When practiced inappropriately and without making explicit the underlying dynamics of power and funding, international development, humanitarian aid, and philanthropy can cause harm and undermine the dignity and autonomy of those it intends to support, who become othered “beneficiaries.” The axes of power differentiation includes class, gender, age, race, and ethnicity, among others. The humanitarian community’s search for quick, cost-effective solutions can heighten the likelihood of imposing concepts and practices that replicate oppressive, patriarchal, and racist norms. The recognition of this imbalance of power and potential harm has deep-rooted historical underpinnings, and constructive critique has been taking place for decades in academia, local communities, and activist communities.1 These inequalities and injustices with their roots in colonialism, racism, and patriarchy, are especially problematic in fields such as children and youth’s rights, child development, and child protection, in which the roles of children, young people, and caregivers in their families and communities will vary from context to context.
Accordingly, in 2021, the Care and Protection of Children (CPC) Learning Network, housed in the Program on Forced Migration and Health in the Department of Population and Family Health at Columbia University’s Mailman School of Public Health, and the Global Health Justice and Governance Program, hosted the Reconstructing Children’s Rights Institute — an online institute about dismantling racism, neo-colonialism, and patriarchy in humanitarian and development efforts to protect children and support families.
The Institute has two overarching goals:
Demonstrate and engage:
Raise awareness and recognition of how colonialism, racism, and patriarchy are not just theoretical concepts, but real drivers of inequality, ineffectiveness, and harm in the international child rights and protection sector.
Sow the seeds and demonstrate action for effective change:
Critique the problems inherent in the international child rights and protection sector, but also highlight practical ways to dismantle and reconstruct the existing system.

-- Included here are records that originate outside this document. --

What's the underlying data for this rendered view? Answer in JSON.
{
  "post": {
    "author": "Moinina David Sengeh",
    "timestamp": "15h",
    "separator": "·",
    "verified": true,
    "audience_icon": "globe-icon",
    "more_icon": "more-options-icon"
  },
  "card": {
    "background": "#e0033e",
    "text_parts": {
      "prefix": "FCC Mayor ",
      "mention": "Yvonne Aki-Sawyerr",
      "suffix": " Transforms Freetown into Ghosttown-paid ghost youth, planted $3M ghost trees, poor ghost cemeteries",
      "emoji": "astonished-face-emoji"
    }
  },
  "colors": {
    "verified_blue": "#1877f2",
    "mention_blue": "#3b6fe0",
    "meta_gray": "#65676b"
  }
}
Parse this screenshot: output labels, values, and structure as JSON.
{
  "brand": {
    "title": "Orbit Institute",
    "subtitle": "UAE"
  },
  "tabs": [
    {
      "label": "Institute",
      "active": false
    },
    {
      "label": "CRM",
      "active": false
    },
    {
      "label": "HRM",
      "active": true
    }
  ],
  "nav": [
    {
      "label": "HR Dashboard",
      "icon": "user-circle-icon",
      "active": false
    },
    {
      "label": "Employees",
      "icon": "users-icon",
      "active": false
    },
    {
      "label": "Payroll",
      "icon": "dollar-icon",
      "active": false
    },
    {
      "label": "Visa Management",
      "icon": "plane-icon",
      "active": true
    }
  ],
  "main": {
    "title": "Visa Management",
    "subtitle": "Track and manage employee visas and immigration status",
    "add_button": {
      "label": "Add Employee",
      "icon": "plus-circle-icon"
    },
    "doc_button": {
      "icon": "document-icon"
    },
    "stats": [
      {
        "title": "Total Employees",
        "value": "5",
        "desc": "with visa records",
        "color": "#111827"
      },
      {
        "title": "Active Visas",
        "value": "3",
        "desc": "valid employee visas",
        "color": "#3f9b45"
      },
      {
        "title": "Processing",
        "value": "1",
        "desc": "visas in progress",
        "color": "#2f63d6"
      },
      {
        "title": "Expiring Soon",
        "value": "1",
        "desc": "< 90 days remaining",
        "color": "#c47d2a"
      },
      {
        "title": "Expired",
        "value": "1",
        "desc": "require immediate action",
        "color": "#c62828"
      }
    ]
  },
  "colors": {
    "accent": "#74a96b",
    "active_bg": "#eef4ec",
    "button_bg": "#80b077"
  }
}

To that end, the Institute created a multi-part series of conversations and resources to guide chief executives and leaders, policymakers, donors, practitioners, academics, researchers, students, visual artists, storytellers, and activists in their learning journey. In this series of six conversations, broadcast between May and December 2021, we invited a diverse group of experts from academia, philanthropy, visual arts, international and local non-governmental organizations (NGOs), and activist communities to share their insights about racism, colonialism, patriarchy, and power imbalances as they affect children, young people, and families around the world. Refer to Text Box A for complete list of resources.
Through the Institute, we have been trying to understand from our guest speakers, who have dedicated their careers to social justice, how to deconstruct power and accountability inequities and transform the humanitarian and development industries to be in better service to children, young people, families, and communities. We all agree that international humanitarian aid can be necessary, but there needs to be a reset button to interrogate our assumptions, begin to take responsibility for our roles, and to redress power to ensure a more accountable system. As a community, we have not yet deconstructed the roots of power and its manifestations and are not willing to challenge and question the inherent power imbalances and “whiteness” in international aid. As noted by one of the speakers, as we move forward as a community, we need to "sit in the discomfort of our failure and of the harms that we have produced when we thought we were doing good." Dr. Dipali Mukhopadhyay, Associate Professor, Hubert H. Humphrey, School of Public Affairs, University of Minnesota, Conversation #1
The children’s rights community must come together to begin this reckoning and critically examine and redress these power imbalances. As a community, we must be careful to situate these current “decolonizing aid” conversations within the context of more recent conversations of inherent power imbalances, such as “localization,” “shifting power,” and the “#MeToo movement.” All these conversations, as well as earlier critiques, are part of a larger continuum of deep rooted structural and systematic power inequities that need to be addressed urgently, not with check box exercises, buzzwords, or cosmetic changes but with radical structural, strategic, and systemic changes; effective accountability measures; and movement building.
This report summarizes the key reflections that emerged from the Institute’s series of six conversations, highlights the inherent problems and provides recommendations for a way forward, as articulated by the sixteen experts. We hope that this report, in addition to the other Institute resources, can serve as a guide to facilitate self-reflection and reform.
All speakers highlighted that radical change takes effort and is not simple work that can be easily translated into matrixes over a fixed timeline. Systematic changes require self-reflection and an open-mind and patience, honesty, flexibility, and humility. We hope that you and your respective organizations can find inspiration and drive from the Institute’s insightful voices and begin to work in accountable and equitable partnership with this community of rebellion; and more importantly, to engage local organizations, communities, activists, children, young people, and families to not just shift power but relinquish power.